A relate problem. Try this formula $$\sum_{k=0}^n\binom{n}kk^p= 2^n\sum_{k=0}^{p}\begin{Bmatrix} p\\k \end{Bmatrix} {n\choose k}2^{-k}k!,$$

where $p \in \mathbb{N}$ and $\begin{Bmatrix} p\\k \end{Bmatrix}$ is the Stirling numbers of the second kind. You can plug in $p=n$ in the above formula.

• You might be missing a $2^{-k}$ factor inside the $\sum$. – Aryabhata Apr 8 '13 at 21:56
• @Aryabhata: Thanks for the comment. It should be ok. – Mhenni Benghorbal Apr 8 '13 at 22:01
• I don't understand. As the answer currently stands, I believe you have it wrong (at least two other answers differ from this) and was pointing that out, before someone comes around and downvotes :-) – Aryabhata Apr 8 '13 at 22:05
• By the way, this answer was posted before other answers. – Mhenni Benghorbal Apr 8 '13 at 22:19
• You can clearly see the times the other answers were posted, Mhenni. For instance, Brian's answer was 14 mins before yours.
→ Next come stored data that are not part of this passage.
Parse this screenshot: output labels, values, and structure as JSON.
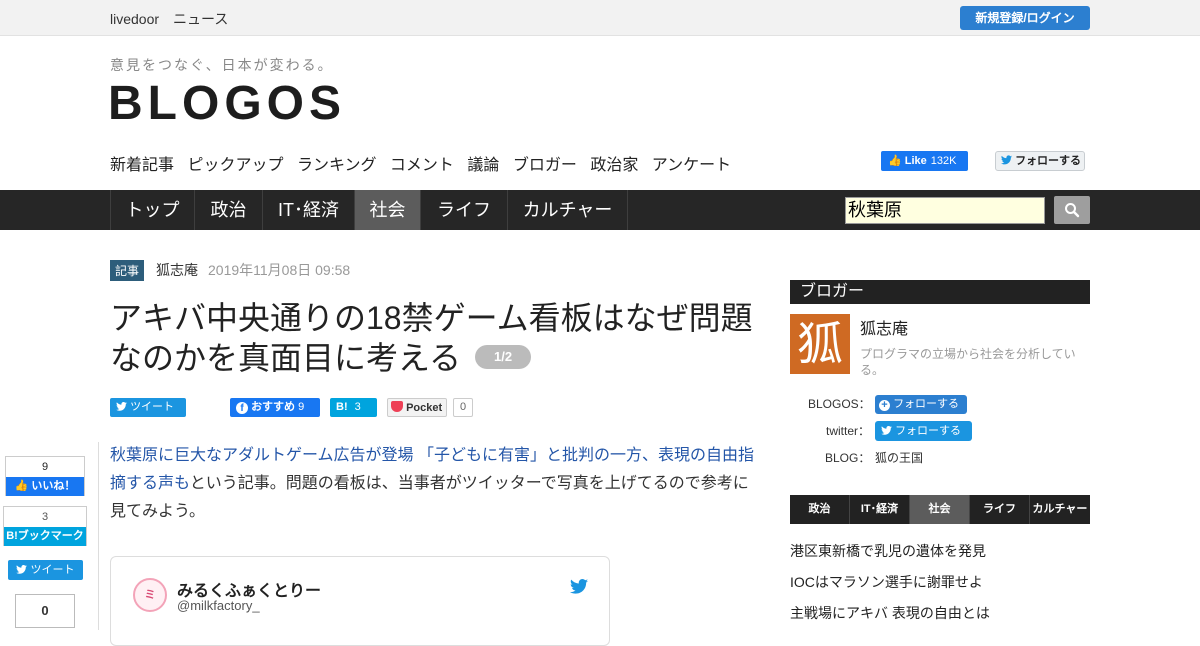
{
  "header": {
    "brand": "livedoor　ニュース",
    "login_label": "新規登録/ログイン",
    "tagline": "意見をつなぐ、日本が変わる。",
    "logo": "BLOGOS"
  },
  "subnav": [
    "新着記事",
    "ピックアップ",
    "ランキング",
    "コメント",
    "議論",
    "ブロガー",
    "政治家",
    "アンケート"
  ],
  "social": {
    "fb_like": "Like",
    "fb_count": "132K",
    "tw_follow": "フォローする"
  },
  "categories": [
    {
      "label": "トップ",
      "active": false
    },
    {
      "label": "政治",
      "active": false
    },
    {
      "label": "IT･経済",
      "active": false
    },
    {
      "label": "社会",
      "active": true
    },
    {
      "label": "ライフ",
      "active": false
    },
    {
      "label": "カルチャー",
      "active": false
    }
  ],
  "search": {
    "value": "秋葉原"
  },
  "article": {
    "tag": "記事",
    "author": "狐志庵",
    "date": "2019年11月08日 09:58",
    "title": "アキバ中央通りの18禁ゲーム看板はなぜ問題なのかを真面目に考える",
    "page": "1/2",
    "share": {
      "tweet": "ツイート",
      "fb_recommend": "おすすめ",
      "fb_count": "9",
      "hatena": "B!",
      "hatena_count": "3",
      "pocket": "Pocket",
      "pocket_count": "0"
    },
    "intro_link": "秋葉原に巨大なアダルトゲーム広告が登場 「子どもに有害」と批判の一方、表現の自由指摘する声も",
    "intro_text": "という記事。問題の看板は、当事者がツイッターで写真を上げてるので参考に見てみよう。"
  },
  "left_share": {
    "like_count": "9",
    "like_label": "いいね！",
    "hatena_count": "3",
    "hatena_label": "B!ブックマーク",
    "tweet_label": "ツイート",
    "pocket_count": "0"
  },
  "embed": {
    "name": "みるくふぁくとりー",
    "handle": "@milkfactory_"
  },
  "sidebar": {
    "heading": "ブロガー",
    "avatar_char": "狐",
    "blogger_name": "狐志庵",
    "description": "プログラマの立場から社会を分析している。",
    "blogos_label": "BLOGOS：",
    "blogos_follow": "フォローする",
    "twitter_label": "twitter：",
    "twitter_follow": "フォローする",
    "blog_label": "BLOG：",
    "blog_name": "狐の王国",
    "tabs": [
      {
        "label": "政治",
        "active": false
      },
      {
        "label": "IT･経済",
        "active": false
      },
      {
        "label": "社会",
        "active": true
      },
      {
        "label": "ライフ",
        "active": false
      },
      {
        "label": "カルチャー",
        "active": false
      }
    ],
    "news": [
      "港区東新橋で乳児の遺体を発見",
      "IOCはマラソン選手に謝罪せよ",
      "主戦場にアキバ 表現の自由とは"
    ]
  },
  "colors": {
    "accent_blue": "#2c7fd0",
    "nav_dark": "#262626",
    "fb_blue": "#1877f2",
    "twitter_blue": "#1b95e0",
    "hatena": "#00a4de",
    "pocket_red": "#ee4056",
    "avatar_orange": "#cf6a23"
  }
}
Perhaps you didn't refresh your page. – Aryabhata Apr 8 '13 at 22:21

Suppose we seek to evaluate $$\sum_{k=0}^n {n\choose k} k^p.$$

Introduce $$k^p = \frac{p!}{2\pi i} \int_{|z|=\epsilon} \frac{1}{z^{p+1}} \exp(kz) \; dz.$$

This yields for the sum $$\frac{p!}{2\pi i} \int_{|z|=\epsilon} \frac{1}{z^{p+1}} \sum_{k=0}^n {n\choose k} \exp(kz) \; dz \\ = \frac{p!}{2\pi i} \int_{|z|=\epsilon} \frac{1}{z^{p+1}} (1+\exp(z))^n \; dz \\ = \frac{p!}{2\pi i} \int_{|z|=\epsilon} \frac{1}{z^{p+1}} (2+\exp(z)-1)^n \; dz \\ = \frac{p!}{2\pi i} \int_{|z|=\epsilon} \frac{1}{z^{p+1}} \sum_{q=0}^n {n\choose q} (\exp(z)-1)^q 2^{n-q} \; dz \\ = \sum_{q=0}^n {n\choose q} \times q! \times 2^{n-q} \times \frac{p!}{2\pi i} \int_{|z|=\epsilon} \frac{1}{z^{p+1}} \frac{(\exp(z)-1)^q}{q!} \; dz.$$

Recall the species equation for labelled set partitions: $$\mathfrak{P}(\mathcal{U}\mathfrak{P}_{\ge 1}(\mathcal{Z}))$$

which yields the bivariate generating function of the Stirling numbers of the second kind $$\exp(u(\exp(z)-1)).$$

Substitute this into the sum to get $$\sum_{q=0}^n {n\choose q} \times q! \times 2^{n-q} \times {p\brace q}$$

Now observe that when $n\gt p$ the Stirling number is zero for the values $p\lt q \le n$ so we may replace $n$ by $p.$ On the other hand when $n\lt p$ the binomial coefficient is zero for the values $n\lt q \le p$ so we may again replace $n$ by $p.$ This finally yields

$$\sum_{q=0}^p {n\choose q} \times q! \times 2^{n-q} \times {p\brace q}$$

as observed by the other contributors.

We have:

$$\sum_{k=0}^n {n\choose k} k^p = \sum_{k=0}^n {n\choose k} \left[\sum_{j=0}^p j! {k\choose j} {p\brace j}\right] = \sum_{j=0}^p j! \left[\sum_{k=j}^n {n\choose k} {k\choose j} \right] {p\brace j} = \sum_{j=0}^p j! 2^{n-j}{n\choose j} {p\brace j} ,$$

with $$p\brace j$$ being the Stirling number of the second kind.